What didn't dawn on me until the interview process was over was that I had a connection! An in! An angle! An edge on the rest of the unemployed masses! I had the one thing I failed to get in all my four years of college--a way to get a job with ease. By the way, there are two ways to go through college. Obtain a ton of knowledge and ignore the bureaucracy, or shmooze, shmooze, shmooze to get the connections for jobs. I chose the former. Actually, there are hundreds of ways to go through college, but there are only two that fit what I'm talking about right now (I'll explain the relevance of knowledge through debauchery at another time). So instead of making the connections for plum government jobs outside the college world, I was busy studying maps and making plans for my voyage to El Dorado. My boat sank quickly after college, and I returned to the job market with good stats but no connections.

"What's so big about having connections?" some industrious young pup might ask. Well, employers just happen to be the most distrustful and paranoid beasts in the world. They would rather keep an employee who steals and is unproductive half of the time than take a chance on an unknown bloke off the street (exceptions are made for the beautiful people). If the employer is pacified by the 'connection' into thinking everything is going to be okay, then the unknown bloke ceases to be perceived as a drug-taking, wife-stealing, going-to-ruin-the-integrity-of-this-fine-establishment kind of guy and is, instead, embraced with open arms.

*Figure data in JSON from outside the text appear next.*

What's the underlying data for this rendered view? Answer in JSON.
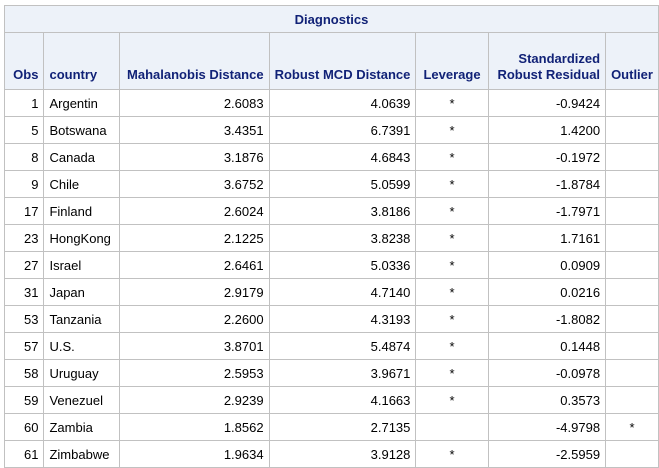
{
  "table": {
    "title": "Diagnostics",
    "headers": {
      "obs": "Obs",
      "country": "country",
      "mahalanobis": "Mahalanobis Distance",
      "robust_mcd": "Robust MCD Distance",
      "leverage": "Leverage",
      "residual_line1": "Standardized",
      "residual_line2": "Robust Residual",
      "outlier": "Outlier"
    },
    "rows": [
      {
        "obs": "1",
        "country": "Argentin",
        "mahalanobis": "2.6083",
        "robust_mcd": "4.0639",
        "leverage": "*",
        "residual": "-0.9424",
        "outlier": ""
      },
      {
        "obs": "5",
        "country": "Botswana",
        "mahalanobis": "3.4351",
        "robust_mcd": "6.7391",
        "leverage": "*",
        "residual": "1.4200",
        "outlier": ""
      },
      {
        "obs": "8",
        "country": "Canada",
        "mahalanobis": "3.1876",
        "robust_mcd": "4.6843",
        "leverage": "*",
        "residual": "-0.1972",
        "outlier": ""
      },
      {
        "obs": "9",
        "country": "Chile",
        "mahalanobis": "3.6752",
        "robust_mcd": "5.0599",
        "leverage": "*",
        "residual": "-1.8784",
        "outlier": ""
      },
      {
        "obs": "17",
        "country": "Finland",
        "mahalanobis": "2.6024",
        "robust_mcd": "3.8186",
        "leverage": "*",
        "residual": "-1.7971",
        "outlier": ""
      },
      {
        "obs": "23",
        "country": "HongKong",
        "mahalanobis": "2.1225",
        "robust_mcd": "3.8238",
        "leverage": "*",
        "residual": "1.7161",
        "outlier": ""
      },
      {
        "obs": "27",
        "country": "Israel",
        "mahalanobis": "2.6461",
        "robust_mcd": "5.0336",
        "leverage": "*",
        "residual": "0.0909",
        "outlier": ""
      },
      {
        "obs": "31",
        "country": "Japan",
        "mahalanobis": "2.9179",
        "robust_mcd": "4.7140",
        "leverage": "*",
        "residual": "0.0216",
        "outlier": ""
      },
      {
        "obs": "53",
        "country": "Tanzania",
        "mahalanobis": "2.2600",
        "robust_mcd": "4.3193",
        "leverage": "*",
        "residual": "-1.8082",
        "outlier": ""
      },
      {
        "obs": "57",
        "country": "U.S.",
        "mahalanobis": "3.8701",
        "robust_mcd": "5.4874",
        "leverage": "*",
        "residual": "0.1448",
        "outlier": ""
      },
      {
        "obs": "58",
        "country": "Uruguay",
        "mahalanobis": "2.5953",
        "robust_mcd": "3.9671",
        "leverage": "*",
        "residual": "-0.0978",
        "outlier": ""
      },
      {
        "obs": "59",
        "country": "Venezuel",
        "mahalanobis": "2.9239",
        "robust_mcd": "4.1663",
        "leverage": "*",
        "residual": "0.3573",
        "outlier": ""
      },
      {
        "obs": "60",
        "country": "Zambia",
        "mahalanobis": "1.8562",
        "robust_mcd": "2.7135",
        "leverage": "",
        "residual": "-4.9798",
        "outlier": "*"
      },
      {
        "obs": "61",
        "country": "Zimbabwe",
        "mahalanobis": "1.9634",
        "robust_mcd": "3.9128",
        "leverage": "*",
        "residual": "-2.5959",
        "outlier": ""
      }
    ]
  },
  "colors": {
    "header_background": "#edf2f9",
    "header_text": "#112277",
    "grid_line": "#c1c1c1"
  }
}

Due to my 'in,' I had an interview four days after applying instead of possibly being considered in two weeks or more. Because somebody had an angle in the movie industry, they made a hideous re-make movie called Jungle 2 Jungle. Because a young lady did 'favors' for a publisher, she got her book published. Mariah Carey married her boss to make sure she kept her connection to keep making those quality albums. The CIA has been inbreeding employees since it was called the OSS. The chances of getting into Harvard increase greatly if you know someone who went to Harvard. Roadies get laid because they can get girls in to see the band backstage. The middle man in a drug deal ups the price for the junkie to get a good cut. Politicians can run for office because of the rich folks they know. Guys meet new girls through the girls they already know. And I write columns for LCN Syndicate because I've known the Worley boys for years.

Connections are everything. I'm not saying whether that's right or wrong. I'm just saying they're everything.

Chris Jungle knows a guy that knows a guy that knows a girl that knows a guy who talked to Kurt Cobain during his final days. He'll tell you what he knows for two dollars.